Most people feel some kind of time stress, thinking to themselves some version of “I’m not making the most of my time,” or “Time is slipping away too quickly,” or “I feel overwhelmed by it all.” The feeling that there’s not enough time leads to stress about not getting everything done — and a sense of falling behind.
To overcome this feeling of time scarcity, people need to realize three important things:
- There’s always a fresh supply of time. Everyone gets the same amount of time, no matter who they are. And everyone gets a fresh batch of 24 hours every day, no matter how terribly they spent the previous 24 hours. It’s a clean start, over and over — a chance to try something new.
- It doesn’t matter how much someone gets done, because doing more doesn’t solve the problem of not enough time. Even when someone has a fantastically productive day (completing 20 to 30 tasks with zero procrastination or distractions, for example), they might still feel that they need to do more — and still wish they had more time.
- Time is a precious gift. Most people take each day’s hours for granted and don’t appreciate them to the fullest; instead, they just go through their days doing routine things and not really paying attention. That’s why they feel that the hours are slipping away and wonder where all the time went.
Unfortunately, there’s no easy way to eliminate time scarcity. But with those three key understandings in mind, anyone can take the following steps to make the most of their 24 hours.
Be intentional at the start of each day. It’s easy to fall into the usual rhythm of starting each day as usual. But in order to make the most of a new batch of hours, it’s important to take a few moments at the start of the day to reflect on what to do with those hours. Even when someone doesn’t end up doing things exactly as they planned, they’re much more likely to spend the hours wisely if they start the day by making a list of their intentions.
Don’t simply do more — do what matters. Doing lots of things in one day won’t get rid of the time scarcity and often makes the stress even worse. Creating a long to-do list each day can also contribute to feelings of stress and scarcity. So start each day with a list of three important tasks (limiting a to-do list to three things forces careful choices) and work on each one as though it were the only thing that mattered. After those three things are done, there’s still the possibility — but not the expectation — to do more.

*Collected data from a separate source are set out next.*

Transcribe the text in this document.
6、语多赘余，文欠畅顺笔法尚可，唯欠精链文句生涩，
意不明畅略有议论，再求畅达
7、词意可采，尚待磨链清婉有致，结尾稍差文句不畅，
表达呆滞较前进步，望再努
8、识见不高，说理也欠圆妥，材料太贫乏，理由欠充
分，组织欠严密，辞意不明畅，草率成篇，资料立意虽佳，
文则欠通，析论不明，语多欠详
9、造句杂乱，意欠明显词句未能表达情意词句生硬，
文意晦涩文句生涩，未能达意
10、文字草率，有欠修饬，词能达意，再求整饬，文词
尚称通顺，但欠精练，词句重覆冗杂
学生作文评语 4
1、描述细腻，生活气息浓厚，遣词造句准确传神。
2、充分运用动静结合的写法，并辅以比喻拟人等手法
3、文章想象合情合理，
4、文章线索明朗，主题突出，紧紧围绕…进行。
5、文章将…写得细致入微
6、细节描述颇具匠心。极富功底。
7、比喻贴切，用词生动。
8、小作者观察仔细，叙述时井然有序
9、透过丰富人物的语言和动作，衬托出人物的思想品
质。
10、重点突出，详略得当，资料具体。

Create moments of transcendence. Rushing through tasks and chores to get to the next thing makes all experiences blend together into a dull soup. But what if everyday moments could be elevated to something special, sacred, alive? Everyone has experienced a transcendent moment of feeling incredibly connected to the entire world, losing a sense of separate self, and feeling part of something bigger (while looking down with awe from the top of a mountain, gazing up at the stars, floating in the ocean, feeling breathless at the sight of a sunset of a field of flowers, etc.). With practice and mindfulness, it’s possible to intentionally create such moments in daily life. Working through tasks on a to-do list, washing dishes, having a conversation, driving home, eating kale and beans — any of those everyday moments can be elevated into a moment of transcendence. This is by far the most important thing anyone can do to address time scarcity: when people create multiple transcendent moments throughout the day, time feels less scarce — and incredibly abundant.
Reflect with gratitude. At the end of each day, take a few moments to reflect on the day and think about what to be grateful for. This is common advice, but it’s worth repeating, because a gratitude practice can have an incredibly powerful and positive effect on how people perceive time.
Together, these four strategies suggest a way of being that radically differs from what most experience each day. Time scarcity is largely a matter of perspective and attitude. By using time more effectively and efficiently — and focusing on what’s truly important — anyone can learn how to make the most out of their time.